Mustafa onbaşıyı arkama alıp götürmek üzere tekrar yanına döndüğümde, mehtap bulutlardan tamamen sıyrılmış ve yeryüzünü bir pırıltı kaplamıştı.
"Mustafa nasılsın." diye seslendim… Cevap alamadım…
Başını dizlerimin üstüne koydum, elini elime aldım. Nabzına baktım, kalbini dinledim… Hiçbirinden cevap yoktu ve o zaman anladım ki Mustafa Allah'ına kavuşmuştu. Düşman erinin de nabzına baktım, onda da hayat eseri kalmamıştı.

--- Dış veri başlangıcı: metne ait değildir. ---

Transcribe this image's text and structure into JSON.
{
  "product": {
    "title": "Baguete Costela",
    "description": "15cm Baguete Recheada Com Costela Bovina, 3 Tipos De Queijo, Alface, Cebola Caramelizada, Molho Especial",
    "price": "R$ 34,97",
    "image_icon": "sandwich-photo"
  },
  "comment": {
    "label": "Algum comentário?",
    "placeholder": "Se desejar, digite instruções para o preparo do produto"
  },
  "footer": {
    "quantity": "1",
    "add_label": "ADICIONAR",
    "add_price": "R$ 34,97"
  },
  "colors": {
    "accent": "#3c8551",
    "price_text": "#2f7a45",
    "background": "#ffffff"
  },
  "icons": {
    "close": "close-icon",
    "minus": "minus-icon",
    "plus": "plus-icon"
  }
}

Mustafa ile düşman erini yan yana yatırdım ve son defacık olsun, bu kahraman onbaşımın nurlu yüzünü, kanlı gözlerini kemali huşu ile öptüm. Onun mukaddes kanıyla kanlanan dudaklarımda hissettiğim ilahi zevkle ve onun varlığından aldığım kuvvetle, biraz evvel cehennemi andıran Pınarbaşı sırtlarından yığılmış düşman cesetleri arasından geçerek, ikinci bir vazife için beni bekleyen kahraman müfrezemin evlatlarına kavuşmak ümidi ile ondan ayrılabildim.
Ey şehit oğlu şehit, isteme benden makber, 
Sana aguşunu açmış duruyor Peygamber.